Clinic director: ND bills would effectively ban abortion

BISMARCK — The director of North Dakota’s only abortion clinic will testify here today and Wednesday against bills aimed at limiting abortions in the state.

By: Robin Huebner, The Dickinson Press

BISMARCK — The director of North Dakota’s only abortion clinic will testify here today and Wednesday against bills aimed at limiting abortions in the state.

North Dakota already has some of the strictest abortion laws in the country, said Tammi Kromenaker, director of Red River Women’s Clinic in Fargo.

“If these bills pass,” Kromenaker said, “it would be tantamount to banning abortion.”

The bills are among several under discussion by state lawmakers in a flurry of activity following the 40th anniversary last week of Roe v. Wade, the U.S. Supreme Court ruling that made abortion legal.

Kromenaker testifies before the Senate Judiciary Committee this morning against SB 2305, which would require any physician performing abortions to have admitting privileges at a local hospital.

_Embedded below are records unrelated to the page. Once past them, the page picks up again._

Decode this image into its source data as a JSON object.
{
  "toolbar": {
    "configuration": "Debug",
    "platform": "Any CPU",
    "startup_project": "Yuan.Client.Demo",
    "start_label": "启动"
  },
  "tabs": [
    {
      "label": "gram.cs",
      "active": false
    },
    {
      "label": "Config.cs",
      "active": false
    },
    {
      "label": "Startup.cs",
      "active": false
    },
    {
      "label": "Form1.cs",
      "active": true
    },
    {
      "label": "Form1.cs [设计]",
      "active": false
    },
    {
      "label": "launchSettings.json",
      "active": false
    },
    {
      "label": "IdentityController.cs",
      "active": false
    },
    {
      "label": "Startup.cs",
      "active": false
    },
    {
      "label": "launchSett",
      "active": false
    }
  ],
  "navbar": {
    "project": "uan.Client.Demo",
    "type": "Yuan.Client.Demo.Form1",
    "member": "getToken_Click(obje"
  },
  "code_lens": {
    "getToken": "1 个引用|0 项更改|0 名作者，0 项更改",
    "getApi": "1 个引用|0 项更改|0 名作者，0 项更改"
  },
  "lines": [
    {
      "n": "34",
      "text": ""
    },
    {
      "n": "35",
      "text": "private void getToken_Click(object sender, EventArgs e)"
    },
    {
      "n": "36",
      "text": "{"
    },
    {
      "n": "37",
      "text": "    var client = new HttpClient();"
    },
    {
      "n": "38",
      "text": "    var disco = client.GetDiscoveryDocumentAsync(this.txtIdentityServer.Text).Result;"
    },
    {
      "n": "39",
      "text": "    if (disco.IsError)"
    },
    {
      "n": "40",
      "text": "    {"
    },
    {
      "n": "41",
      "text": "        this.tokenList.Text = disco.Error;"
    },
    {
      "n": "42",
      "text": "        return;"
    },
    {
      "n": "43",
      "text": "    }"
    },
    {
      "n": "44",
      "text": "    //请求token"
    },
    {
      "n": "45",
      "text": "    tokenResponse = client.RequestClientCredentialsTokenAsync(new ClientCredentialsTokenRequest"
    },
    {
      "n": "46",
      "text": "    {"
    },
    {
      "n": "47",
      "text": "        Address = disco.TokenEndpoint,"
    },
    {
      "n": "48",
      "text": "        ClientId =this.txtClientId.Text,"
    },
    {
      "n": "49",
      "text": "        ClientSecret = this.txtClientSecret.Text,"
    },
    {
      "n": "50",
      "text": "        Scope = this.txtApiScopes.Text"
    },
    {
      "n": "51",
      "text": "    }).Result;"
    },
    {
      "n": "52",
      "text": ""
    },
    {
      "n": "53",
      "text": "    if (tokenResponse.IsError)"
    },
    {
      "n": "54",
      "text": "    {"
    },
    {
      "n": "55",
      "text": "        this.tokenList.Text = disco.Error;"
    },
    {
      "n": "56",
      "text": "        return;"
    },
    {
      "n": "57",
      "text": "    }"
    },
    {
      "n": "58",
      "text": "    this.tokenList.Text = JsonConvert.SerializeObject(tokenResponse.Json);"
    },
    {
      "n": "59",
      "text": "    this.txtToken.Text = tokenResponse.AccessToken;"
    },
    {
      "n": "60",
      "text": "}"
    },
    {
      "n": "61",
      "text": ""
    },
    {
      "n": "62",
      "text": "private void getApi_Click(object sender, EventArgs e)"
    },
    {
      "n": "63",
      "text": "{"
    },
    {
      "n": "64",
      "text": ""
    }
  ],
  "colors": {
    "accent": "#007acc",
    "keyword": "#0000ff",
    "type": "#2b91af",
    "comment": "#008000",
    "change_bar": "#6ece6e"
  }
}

She said Mississippi — a state which also has only one abortion clinic — has passed similar legislation.

One of the bill’s co-sponsors, Rep. Bette Grande, R-Fargo, said it’s a matter of safety, especially in cases of non-surgical or medicine-inducing abortions, where the pregnancy termination is still in progress when the woman leaves the clinic.

“How do you get follow-up care when you are in the middle of the procedure?” Grande said Monday.

Kromenaker said it would be difficult for her doctors to establish local hospital privileges, because they are not local. The Red River Women’s Clinic employs three family medicine physicians who perform abortions — two from Minneapolis and one from Colorado.

Kromenaker said so few women who get an abortion at her clinic end up with complications, establishing local hospital privileges wouldn’t be necessary.

The clinic director said she will also testify again Wednesday morning before the House Human Services committee on HB 1456.

Under the bill’s language, a doctor could not perform an abortion on a pregnant woman before determining if her unborn child has a detectable heartbeat. The abortion could go forward if no heartbeat was detected or if necessary to save the woman’s life.

Any doctor who performed an abortion prior to a search for a detectable heartbeat would be charged with a Class C felony.

Grande, who also co-sponsored this bill, said the change is needed because of 3-D technology that didn’t exist 40 years ago.

“We are seeing that heartbeat taking place,” Grande said. “Certainly there’s a big difference in what was thought then, and what we’re seeing with our eyes now.”